Most common are name acrostics. The following poem was written by David from the USA. The first letters of every line reveal his name to us.

David is
Annoying to Mrs. Bolton
Very nice to other teachers
Irresistible
Delightful.

There are many other poems illustrating constrained writing. But diamante poems are really unusual because according to the rule, they must have a certain shape and some particular words. The text of a diamante forms the shape of a diamond. The following pattern is used:

Line 1: Noun or subject (topic)
Line 2: Two Adjectives
Line 3: Three “ing” words
Line 4: Four words about the subject
Line 5: Three more “ing” words
Line 6: Two adjectives
Line 7: Synonym or antonym for the subject

So, a diamante (diamond) poem is an unrhymed poem that follows a specific grammatical pattern for choosing its words.
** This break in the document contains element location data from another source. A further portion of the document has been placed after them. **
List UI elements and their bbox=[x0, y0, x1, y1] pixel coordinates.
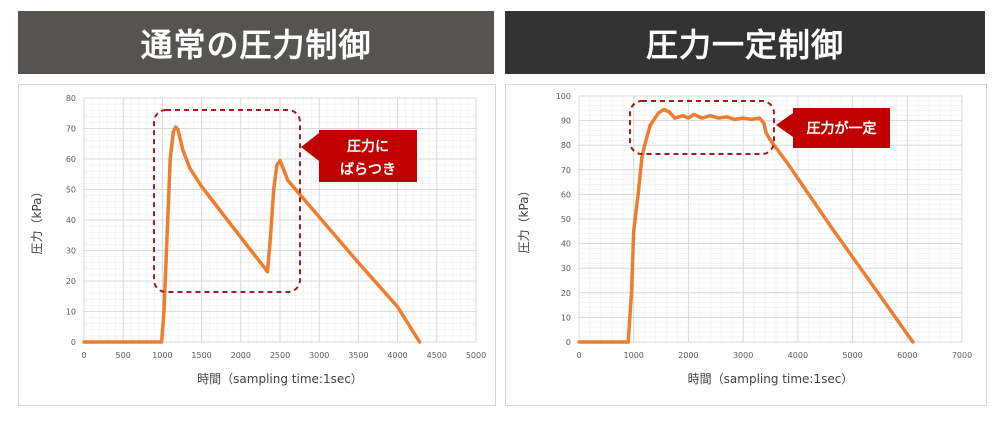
chart-panel-constant: 0 1000 2000 3000 4000 5000 6000 7000 0 10 20 30 40 50… bbox=[505, 84, 987, 406]
y-tick-label: 0 bbox=[71, 338, 76, 347]
header-title-right: 圧力一定制御 bbox=[645, 25, 844, 64]
y-tick-label: 30 bbox=[561, 264, 571, 273]
x-tick-label: 5000 bbox=[466, 351, 486, 360]
y-tick-label: 80 bbox=[66, 94, 76, 103]
x-tick-label: 4500 bbox=[427, 351, 447, 360]
y-tick-label: 50 bbox=[66, 186, 76, 195]
y-tick-label: 0 bbox=[566, 338, 571, 347]
x-tick-label: 0 bbox=[576, 351, 581, 360]
y-tick-label: 20 bbox=[66, 277, 76, 286]
callout-pointer bbox=[776, 113, 793, 137]
header-normal-pressure-control: 通常の圧力制御 bbox=[18, 11, 494, 74]
x-tick-label: 0 bbox=[81, 351, 86, 360]
y-tick-label: 100 bbox=[556, 92, 571, 101]
x-tick-label: 1000 bbox=[152, 351, 172, 360]
highlight-dashed-box bbox=[153, 109, 301, 293]
header-title-left: 通常の圧力制御 bbox=[140, 25, 372, 64]
y-tick-label: 10 bbox=[66, 308, 76, 317]
x-tick-label: 1500 bbox=[191, 351, 211, 360]
y-tick-label: 80 bbox=[561, 141, 571, 150]
y-tick-label: 10 bbox=[561, 313, 571, 322]
y-tick-label: 90 bbox=[561, 117, 571, 126]
y-tick-label: 40 bbox=[561, 240, 571, 249]
callout-text: 圧力に bbox=[347, 138, 389, 155]
chart-panel-normal: 0 500 1000 1500 2000 2500 3000 3500 4000 4500 5000… bbox=[18, 84, 496, 406]
x-tick-label: 2500 bbox=[270, 351, 290, 360]
x-axis-label: 時間（sampling time:1sec） bbox=[688, 372, 854, 386]
x-tick-label: 3000 bbox=[733, 351, 753, 360]
header-constant-pressure-control: 圧力一定制御 bbox=[505, 11, 985, 74]
y-tick-label: 20 bbox=[561, 289, 571, 298]
x-tick-label: 4000 bbox=[788, 351, 808, 360]
x-tick-label: 3000 bbox=[309, 351, 329, 360]
x-tick-label: 4000 bbox=[387, 351, 407, 360]
x-tick-label: 7000 bbox=[952, 351, 972, 360]
x-tick-label: 1000 bbox=[624, 351, 644, 360]
chart-normal-pressure: 0 500 1000 1500 2000 2500 3000 3500 4000 4500 5000… bbox=[30, 94, 486, 386]
y-axis-label: 圧力（kPa） bbox=[30, 185, 44, 254]
callout-pointer bbox=[301, 133, 319, 161]
highlight-dashed-box bbox=[629, 100, 775, 155]
x-tick-label: 6000 bbox=[897, 351, 917, 360]
x-tick-label: 3500 bbox=[348, 351, 368, 360]
y-tick-label: 70 bbox=[561, 166, 571, 175]
chart-constant-pressure: 0 1000 2000 3000 4000 5000 6000 7000 0 10 20 30 40 50… bbox=[517, 92, 972, 386]
x-tick-label: 5000 bbox=[842, 351, 862, 360]
series-line-pressure bbox=[577, 107, 915, 344]
y-tick-label: 40 bbox=[66, 216, 76, 225]
y-tick-label: 60 bbox=[561, 190, 571, 199]
y-tick-label: 30 bbox=[66, 247, 76, 256]
y-tick-label: 50 bbox=[561, 215, 571, 224]
x-tick-label: 2000 bbox=[678, 351, 698, 360]
callout-text: ばらつき bbox=[340, 162, 396, 178]
callout-box bbox=[319, 130, 417, 182]
y-axis-label: 圧力（kPa） bbox=[517, 184, 531, 253]
x-tick-label: 2000 bbox=[231, 351, 251, 360]
y-tick-label: 70 bbox=[66, 125, 76, 134]
y-tick-label: 60 bbox=[66, 155, 76, 164]
callout-box bbox=[793, 108, 890, 148]
series-line-pressure bbox=[82, 125, 422, 344]
callout-text: 圧力が一定 bbox=[807, 120, 877, 137]
x-tick-label: 500 bbox=[116, 351, 131, 360]
x-axis-label: 時間（sampling time:1sec） bbox=[197, 372, 363, 386]
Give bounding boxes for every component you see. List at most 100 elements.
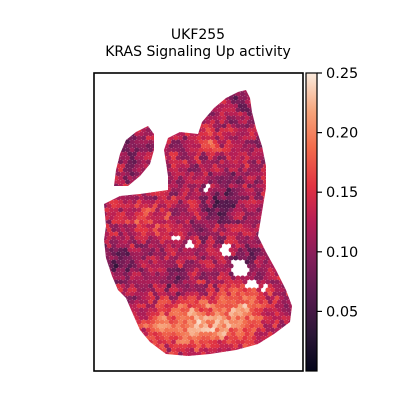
spot <box>168 311 174 317</box>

There are antonym diamante poems which show some differences of what is described. Here’s an example about a dog and a cat:

Dog
Playful, friendly
Barking, wagging, jumping
Companion, playmate, master, friend
Sleeping, purring, playing
Soft, independent
Cat

This one shows the difference between day and night:

Day
Bright, sunny
Laughing, playing, doing
Up in the east, down in the west –
Talking, resting, sleeping
Quiet, dark
Night

Synonym diamante poems can describe one topic:

Monsters
Creepy, sinister
Hiding, lurking, stalking
Vampires, mummies, werewolves, – and more
Chasing, pouncing, eating
Hungry, scary
Creatures

Language students can have fun with word play and word games. The art of rearranging letters and syllables in words is a source of entertainment for people who enjoy linguistic recreation. Letter arrangements and abbreviations create neologisms or even fictional languages. It is interesting to find some more examples in Russian and English, especially if they were coined by outstanding authors.

Finally, special word arrangements may form verses of different kinds. Teachers should challenge their students’ creativity and organize competitions in writing the best acrostic, anagram or designing a logo.